Meet SwagBot - the world's first robot designed to round up livestock - currently being developed by Australian scientists to roll across the landscape in aid of the country's farmers.
Australia is the world's third largest cattle exporter but with the age of producers creeping higher, and cattle stations averaging about 400,000 hectares (988,420 acres) of land - nearly four time the size of Hong Kong - rearing livestock can be difficult, even with a sufficient number of cowhands.
A labor shortage makes the task harder though, and threatens Australia's hope of boosting its livestock output to profit from rising Asian demand for red meat.
SwagBot is the answer, according to Professor Salah Sukkarieh, who heads the research team developing the robot.
The contraption - a box of electronics supported by four independently moving legs attached to wheels - is omnidirectional, navigates over obstacles, even across water, and can be remotely controlled by farmers as it herds cattle.
"[Farmers] can see that they need to have this kind of technology. We aren't seeing a lot of people coming into the sector as it is a lot of work," said Sukkarieh, a professor of robotics at the University of Sydney's School of Aerospace Mechanical & Mechatronic Engineering.
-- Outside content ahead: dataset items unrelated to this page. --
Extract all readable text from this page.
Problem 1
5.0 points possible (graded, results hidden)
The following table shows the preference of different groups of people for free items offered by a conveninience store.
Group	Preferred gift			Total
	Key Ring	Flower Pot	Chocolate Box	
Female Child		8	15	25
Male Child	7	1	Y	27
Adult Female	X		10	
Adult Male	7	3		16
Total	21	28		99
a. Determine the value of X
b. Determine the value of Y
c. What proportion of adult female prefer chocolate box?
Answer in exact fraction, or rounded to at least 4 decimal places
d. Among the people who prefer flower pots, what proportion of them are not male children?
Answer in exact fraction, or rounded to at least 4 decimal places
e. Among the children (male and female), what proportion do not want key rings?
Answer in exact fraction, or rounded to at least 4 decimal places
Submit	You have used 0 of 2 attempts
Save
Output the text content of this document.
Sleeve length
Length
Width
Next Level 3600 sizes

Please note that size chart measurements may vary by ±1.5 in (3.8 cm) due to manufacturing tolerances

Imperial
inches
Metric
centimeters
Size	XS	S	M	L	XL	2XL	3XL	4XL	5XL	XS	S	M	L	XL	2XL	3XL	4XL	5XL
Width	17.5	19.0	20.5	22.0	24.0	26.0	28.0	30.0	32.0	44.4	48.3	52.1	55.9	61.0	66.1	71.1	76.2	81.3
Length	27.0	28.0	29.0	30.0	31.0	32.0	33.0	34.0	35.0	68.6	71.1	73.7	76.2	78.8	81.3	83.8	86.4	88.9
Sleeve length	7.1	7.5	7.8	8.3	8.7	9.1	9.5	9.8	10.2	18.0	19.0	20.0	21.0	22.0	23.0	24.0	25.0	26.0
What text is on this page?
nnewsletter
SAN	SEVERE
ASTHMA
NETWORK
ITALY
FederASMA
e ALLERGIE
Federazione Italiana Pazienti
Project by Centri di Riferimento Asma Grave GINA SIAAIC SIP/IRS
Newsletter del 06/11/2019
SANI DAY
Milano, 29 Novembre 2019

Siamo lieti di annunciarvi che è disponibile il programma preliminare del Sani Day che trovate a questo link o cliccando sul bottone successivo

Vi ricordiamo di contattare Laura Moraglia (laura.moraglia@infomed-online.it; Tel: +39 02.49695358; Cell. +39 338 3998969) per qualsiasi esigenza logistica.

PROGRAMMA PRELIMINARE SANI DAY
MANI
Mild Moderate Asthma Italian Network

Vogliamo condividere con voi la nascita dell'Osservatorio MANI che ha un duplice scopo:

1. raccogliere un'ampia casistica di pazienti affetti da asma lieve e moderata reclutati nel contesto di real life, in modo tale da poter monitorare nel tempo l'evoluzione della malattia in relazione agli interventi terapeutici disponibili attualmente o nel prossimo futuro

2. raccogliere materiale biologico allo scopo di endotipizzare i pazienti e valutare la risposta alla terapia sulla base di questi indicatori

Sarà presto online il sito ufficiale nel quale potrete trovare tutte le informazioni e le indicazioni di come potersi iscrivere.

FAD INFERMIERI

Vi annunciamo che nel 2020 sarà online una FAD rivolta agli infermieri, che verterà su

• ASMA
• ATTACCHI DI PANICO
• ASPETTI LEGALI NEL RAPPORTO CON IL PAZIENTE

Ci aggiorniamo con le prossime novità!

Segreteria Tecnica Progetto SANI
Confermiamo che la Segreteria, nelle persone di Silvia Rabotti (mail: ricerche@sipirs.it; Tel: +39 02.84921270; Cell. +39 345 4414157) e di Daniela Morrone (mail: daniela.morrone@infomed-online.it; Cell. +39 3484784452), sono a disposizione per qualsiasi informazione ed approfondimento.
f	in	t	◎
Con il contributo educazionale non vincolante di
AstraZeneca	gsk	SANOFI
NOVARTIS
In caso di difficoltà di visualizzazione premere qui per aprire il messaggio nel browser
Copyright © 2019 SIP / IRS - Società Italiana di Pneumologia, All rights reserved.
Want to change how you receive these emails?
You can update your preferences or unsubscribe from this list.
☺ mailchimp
Additions to SwagBot's capabilities are also planned. It will soon have sensors that can detect pasture health and determine if an animal is sick or in distress.
The robot - one of a growing number of automated vehicles designed for the country's rural sector - remains in development, but Sukkarieh believes it can be in production within three years.
"Maybe about five to eight years ago, the cost of technology dropped quite significantly," he said. "Because of that drop in cost, agriculture has opened up as another area where robotics could be used because there are very low margins in agriculture, so you need low-cost robotics."
Technology offers the best hope to arrest Australia's slowdown in agricultural productivity, analysts said.
"Getting good, reliable labor is a problem, and the further you get away from a capital city, the harder it gets," said Phin Ziebell, agribusiness economist, National Australia Bank.
"If the robot can be cheaper than humans, too, farmers will be very keen."